Walmart can improve services such as Walmart+, its answer to Amazon Prime, by building additional financial and e-commerce services. Walmart’s rivalry with Amazon influences everything from incentive marketing to order fulfillment, with Walmart as recently as Monday floating fresh discounts for fast delivery.

In the cards

Apple Card was a bellwether for embedded finance, or the idea of using a huge base of consumers’ enrolled payment credentials to build financial services — often emanating from a company with a brand that has little to do with banking. Apple of course isn’t a bank, but most consumers won’t care about that distinction if they can use their iPhones to get a credit card instantly and begin spending with Apple Pay.

This makes embedded finance an existential threat to traditional banks, according to Sandeep Sood, CEO of Kunai, writing for PaymentsSource. The internet enables integrated banking on a massive scale, according to Kunai, which removes an advantage for banks.

Marcus, an online lending platform, has driven Goldman’s diversification beyond investment banking into consumer financial services, including consumer loans and checking through a partnership with the card-issuing firm Marqeta.

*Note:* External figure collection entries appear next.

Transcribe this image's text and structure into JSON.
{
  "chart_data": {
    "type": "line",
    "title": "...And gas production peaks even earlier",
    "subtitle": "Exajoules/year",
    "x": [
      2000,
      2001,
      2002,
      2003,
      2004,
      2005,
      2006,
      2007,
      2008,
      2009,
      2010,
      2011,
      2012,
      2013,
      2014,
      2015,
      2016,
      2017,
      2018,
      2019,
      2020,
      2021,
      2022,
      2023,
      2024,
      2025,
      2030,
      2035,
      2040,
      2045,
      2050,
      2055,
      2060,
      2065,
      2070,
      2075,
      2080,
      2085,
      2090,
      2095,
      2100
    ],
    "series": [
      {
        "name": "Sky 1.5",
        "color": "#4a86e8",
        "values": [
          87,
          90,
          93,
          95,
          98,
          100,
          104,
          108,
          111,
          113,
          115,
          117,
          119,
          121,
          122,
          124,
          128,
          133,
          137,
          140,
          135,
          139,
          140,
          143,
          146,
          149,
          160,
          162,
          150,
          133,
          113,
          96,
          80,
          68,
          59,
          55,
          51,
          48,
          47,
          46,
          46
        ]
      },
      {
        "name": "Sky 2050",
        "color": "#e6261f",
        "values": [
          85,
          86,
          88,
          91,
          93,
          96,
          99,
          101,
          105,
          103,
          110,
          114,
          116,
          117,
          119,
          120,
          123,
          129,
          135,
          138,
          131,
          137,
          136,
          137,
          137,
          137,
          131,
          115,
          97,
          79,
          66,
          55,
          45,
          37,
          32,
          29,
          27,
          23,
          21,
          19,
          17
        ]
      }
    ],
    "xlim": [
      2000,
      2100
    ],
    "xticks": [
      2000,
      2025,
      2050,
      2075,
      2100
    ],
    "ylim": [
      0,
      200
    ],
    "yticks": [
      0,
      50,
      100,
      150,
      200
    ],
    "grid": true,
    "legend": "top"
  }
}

Apple Card allows fast enrollment for credit, prepaid, P2P and debit through a single digital wallet. The card is also a way to link incentive marketing, payment credentials and financial services to Apple’s other products, such as streaming entertainment, providing a breadth of consumer products that even the largest banks don’t offer.

“Goldman has done a lot more than just Apple Card,” said Rick Oglesby, president of AZ Payments Group, and embedded and open banking services can be white-labled for for inclusion in a variety of software and fintech platforms, he said. “If Walmart wants to get serious about consumer banking and fintech, it has found just the right people to do it.”